La voix d’António Zambujo, autrefois une soie parfaite, incomparablement douce et d’une souplesse qui semblait inaltérable, a pris des accents cuivrés et un peu de tanin. C’est flagrant lorsque l’on écoute successivement Por meu cante (2004) et Quinto (enregistré en décembre 2011 et janvier 2012). Dans chacun de ces deux albums se trouve un morceau dans lequel le chanteur dialogue avec un chœur de cante alentejano, chœur masculin de voix plutôt rudes et paysannes. Dans le premier, l’irruption de la voix de Zambujo évoque celle d’un être céleste en visite tant est frappant le contraste des tessitures et des timbres (le merveilleux Verão). Dans le second (O que é feito dela ?) l’ange a pris goût à la vie terrestre – du moins a-t-il pris le pli d’effectuer de fréquents séjours ici-bas, car une forme de métissage ciel-terre est désormais perceptible dans sa voix.
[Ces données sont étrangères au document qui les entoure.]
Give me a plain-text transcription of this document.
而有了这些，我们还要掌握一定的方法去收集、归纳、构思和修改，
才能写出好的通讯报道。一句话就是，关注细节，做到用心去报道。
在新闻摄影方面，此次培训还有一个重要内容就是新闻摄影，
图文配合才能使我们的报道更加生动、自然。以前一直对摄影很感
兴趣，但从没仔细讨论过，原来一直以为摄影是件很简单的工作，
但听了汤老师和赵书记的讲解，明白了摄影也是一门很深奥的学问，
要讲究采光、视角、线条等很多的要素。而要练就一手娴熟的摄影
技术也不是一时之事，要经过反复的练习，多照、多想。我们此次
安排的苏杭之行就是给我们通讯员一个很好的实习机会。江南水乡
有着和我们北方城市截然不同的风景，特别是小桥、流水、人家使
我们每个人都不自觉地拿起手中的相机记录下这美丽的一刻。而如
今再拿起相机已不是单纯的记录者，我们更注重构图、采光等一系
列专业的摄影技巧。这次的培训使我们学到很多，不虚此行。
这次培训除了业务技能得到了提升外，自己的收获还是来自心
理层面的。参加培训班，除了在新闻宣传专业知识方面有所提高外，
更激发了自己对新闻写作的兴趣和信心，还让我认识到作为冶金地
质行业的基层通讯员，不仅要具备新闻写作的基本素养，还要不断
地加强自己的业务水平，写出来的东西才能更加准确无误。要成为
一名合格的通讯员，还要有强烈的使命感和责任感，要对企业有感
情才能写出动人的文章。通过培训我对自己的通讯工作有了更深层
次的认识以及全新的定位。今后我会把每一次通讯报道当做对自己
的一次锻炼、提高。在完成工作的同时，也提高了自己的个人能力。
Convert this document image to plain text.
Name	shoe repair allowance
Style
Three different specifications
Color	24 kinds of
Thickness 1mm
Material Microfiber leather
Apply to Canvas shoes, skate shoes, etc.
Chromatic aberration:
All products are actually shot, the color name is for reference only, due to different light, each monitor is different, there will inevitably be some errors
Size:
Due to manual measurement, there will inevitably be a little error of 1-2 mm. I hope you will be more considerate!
À cet ange on ne donnerait plus le bon dieu sans confession désormais – simple formalité peut-être, mais précaution nécessaire.
Cela tient sans doute en partie au fait qu’entre temps la voix a évolué physiologiquement, mais probablement aussi à un choix de répertoire qui s’affirme au fil des albums, et dont les tropismes ne sont plus exclusivement « fadistes » au sens étroit de ce terme.
Une partie de Quinto a été enregistré en son direct, dans un théâtre — sans le public, mais dans les conditions du concert, en quintette : celui formé autour d’António Zambujo (voix et guitare) par la contrebasse ou la basse acoustique du fidèle Ricardo Cruz, le cavaquinho du cap-verdien Jon Luz (déjà présent dans Guia), la guitare portugaise de Bernardo Couto (parfois celle de Luís Guerreiro, plus rarement celle de José Manuel Neto), et les clarinettes de José Manuel Conde.
Somme toute un joli recueil, riche de quelques perles comme Lambreta de João Monge, ou encore Fortuna, du Brésilien de Paris Márcio Faraco — ma préférée :
António Zambujo. Fortuna / Márcio Faraco, paroles et musique ; António Zambujo, chant, guitare ; Jon Luz, guitare ; Ricardo Cruz, basse portugaise. Lisbonne, 2012.
Não tenho nada em meu nome
Somente o fado que faço
Meu coração não tem fome
Mora num pequeno espaço.
Vivo da vida que passa
De amores que vão e vêm
Nada possuo em meu nome
E não invejo ninguém[…]
Adeus, não olho p’ra trás
O tempo tudo consome
Perde-se o ouro, o amor se desfaz.
Não tenho nada em meu nome
Márcio Faraco. Fortuna.——
Je n’ai rien à mon nom
Sinon ce fado que je fais.
Mon cœur n’a pas de grandes faims,
il niche dans un tout petit creux.
Je vis de la vie qui passe,
d’amours qui vont et viennent.
Je ne possède rien à mon nom,
Je ne suis jaloux de personne.[…]
Adieu, je ne regarde pas en arrière
Avec le temps tout se consume
L’or se perd, l’amour se défait.
Je n’ai rien à mon nom.
Márcio Faraco. Fortuna. Traduction L. & L.
L. & L.
——
António Zambujo
Quinto (2012)
Quinto / António Zambujo, chant, guitare ; Carlos Manuel Proença, guitare ; Bernardo Couto, José Manuel Neto, Luís Guerreiro, guitare portugaise ; Ricardo Cruz, contrebasse, basse acoustique ; Jon Luz, cavaquinho ; José Miguel Conde, clarinettes. — [Portugal] : FeeFiiFooFado ; [France] : World village France, distrib., 2012.